What If Your Smart Home Is WiFi Based?
Do you have many smart devices that need to be connected or connected via Amazon Alexa or Apple Homekit? In this case, each device connects independently to the Internet via WLAN. From a security point of view, this is the most complex scenario since the passwords, firmware, and vulnerabilities must be discovered individually for each device. Unfortunately, setup details vary significantly from device type to device type and manufacturer to manufacturer, so we’ll limit ourselves to general recommendations here.
- Set up a guest WiFi network. Experts call this “network segmentation.” Your home network should be divided into home computers, guest devices, and smart home devices. Many routers cannot perform such miracles, but you should set up at least two segments: one for home devices and one for guests. This prevents visitors from reconfiguring their cameras or turning on the vacuum cleaner robot for fun. The segments must be secured with different WiFi passwords, with the guest segment having more stringent security settings, e.g., B. Client isolation, bandwidth limitations, etc. Confining IoT devices to a separate segment reduces the associated risks. For example, a hacker cannot attack a home computer via a hijacked IP camera. The same is true vice versa: an infected home computer cannot access a video camera. To follow this tip, open the router’s web-based interface and check the WiFi settings. If some of your devices are wired to the router, ensure they are on the correct network segments by checking their appropriate settings in the remaining areas.
- Set strong passwords. Access the settings for each device. This can be done through an official mobile app and sometimes a web interface. Set up a long, unique password for each device, and never use one password for all devices! To keep track of things, use a password manager.
- Update the firmware. Do this for each of your devices that support firmware updates via an app or web interface and repeat at regular intervals.

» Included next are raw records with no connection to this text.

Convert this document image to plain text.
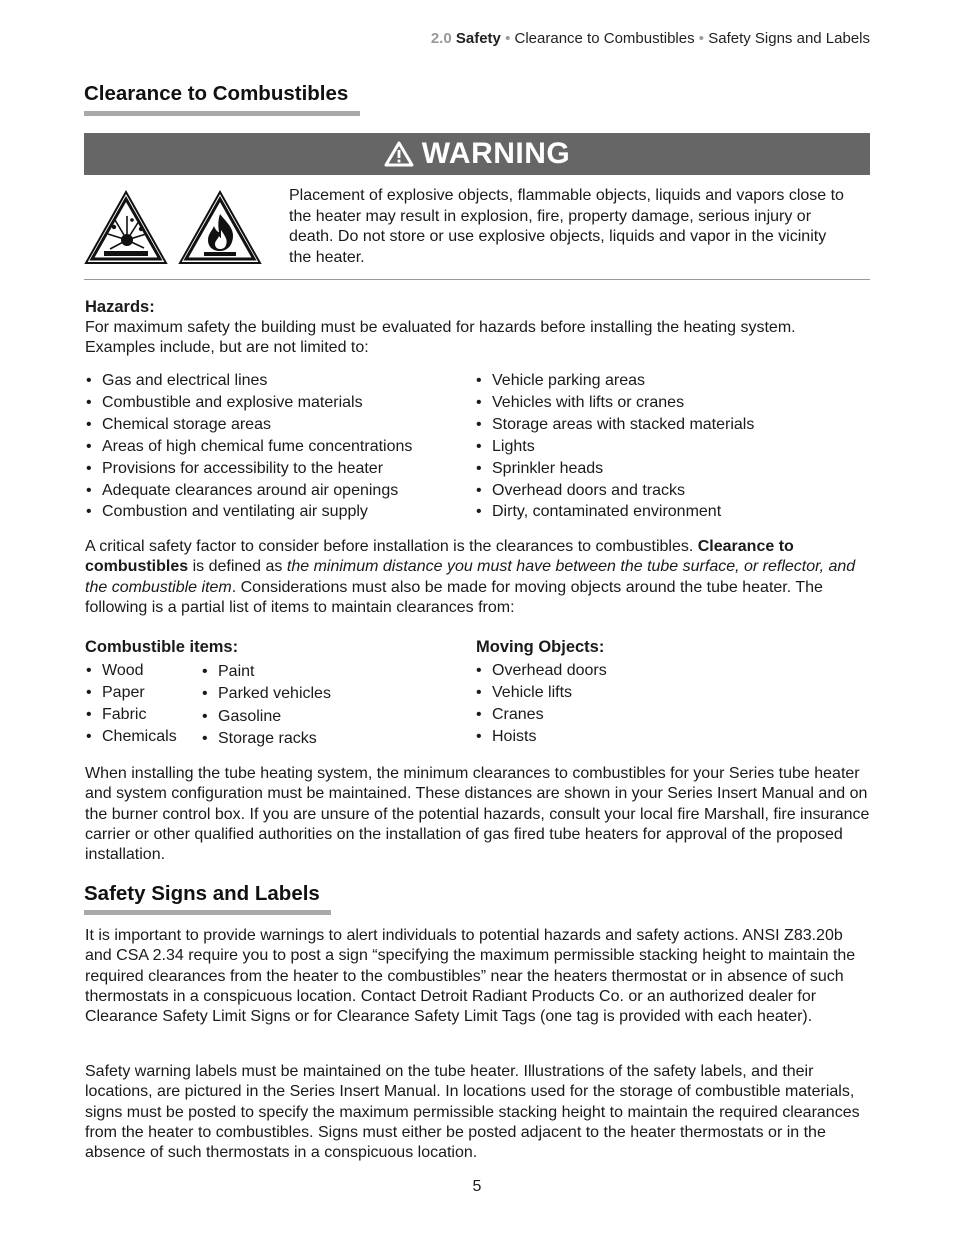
2.0 Safety • Clearance to Combustibles • Safety Signs and Labels
Clearance to Combustibles
WARNING
Placement of explosive objects, flammable objects, liquids and vapors close to the heater may result in explosion, fire, property damage, serious injury or death. Do not store or use explosive objects, liquids and vapor in the vicinity the heater.
Hazards:
For maximum safety the building must be evaluated for hazards before installing the heating system. Examples include, but are not limited to:
• Gas and electrical lines
• Combustible and explosive materials
• Chemical storage areas
• Areas of high chemical fume concentrations
• Provisions for accessibility to the heater
• Adequate clearances around air openings
• Combustion and ventilating air supply
• Vehicle parking areas
• Vehicles with lifts or cranes
• Storage areas with stacked materials
• Lights
• Sprinkler heads
• Overhead doors and tracks
• Dirty, contaminated environment
A critical safety factor to consider before installation is the clearances to combustibles. Clearance to combustibles is defined as the minimum distance you must have between the tube surface, or reflector, and the combustible item. Considerations must also be made for moving objects around the tube heater. The following is a partial list of items to maintain clearances from:
Combustible items:
• Wood
• Paper
• Fabric
• Chemicals
• Paint
• Parked vehicles
• Gasoline
• Storage racks
Moving Objects:
• Overhead doors
• Vehicle lifts
• Cranes
• Hoists
When installing the tube heating system, the minimum clearances to combustibles for your Series tube heater and system configuration must be maintained. These distances are shown in your Series Insert Manual and on the burner control box. If you are unsure of the potential hazards, consult your local fire Marshall, fire insurance carrier or other qualified authorities on the installation of gas fired tube heaters for approval of the proposed installation.
Safety Signs and Labels
It is important to provide warnings to alert individuals to potential hazards and safety actions. ANSI Z83.20b and CSA 2.34 require you to post a sign “specifying the maximum permissible stacking height to maintain the required clearances from the heater to the combustibles” near the heaters thermostat or in absence of such thermostats in a conspicuous location. Contact Detroit Radiant Products Co. or an authorized dealer for Clearance Safety Limit Signs or for Clearance Safety Limit Tags (one tag is provided with each heater).
Safety warning labels must be maintained on the tube heater. Illustrations of the safety labels, and their locations, are pictured in the Series Insert Manual. In locations used for the storage of combustible materials, signs must be posted to specify the maximum permissible stacking height to maintain the required clearances from the heater to combustibles. Signs must either be posted adjacent to the heater thermostats or in the absence of such thermostats in a conspicuous location.
5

- Check the online service settings. The same device can operate in different modes, sending different amounts of information over the Internet. For example, a vacuum cleaner robot can upload a detailed cleaning pattern to the server – meaning a map of your premises – or not. A video door viewer can store any photo or video of a visitor approaching your door on the server that it detects with a motion sensor or only displays when you press the button. Do not overload the provider’s cloud storage with unnecessary information: disable unused functions. In addition, it is better not to send data to the server, which can be excluded from disclosure without affecting the device’s usefulness.
- Keep track of updates from the manufacturers of the devices you use. It happens that IoT devices have critical vulnerabilities or other problems, after which their owners need to take action: update the firmware, enable or disable a certain function, reset the password, delete an old cloud backup… Responsible providers publish on their websites, usually safety recommendations and newsletters. However, these are often written in complex language and contain information about many devices that must be more relevant to you. It makes more sense to occasionally check for news about the devices you are using and visit the official website if you find anything troubling.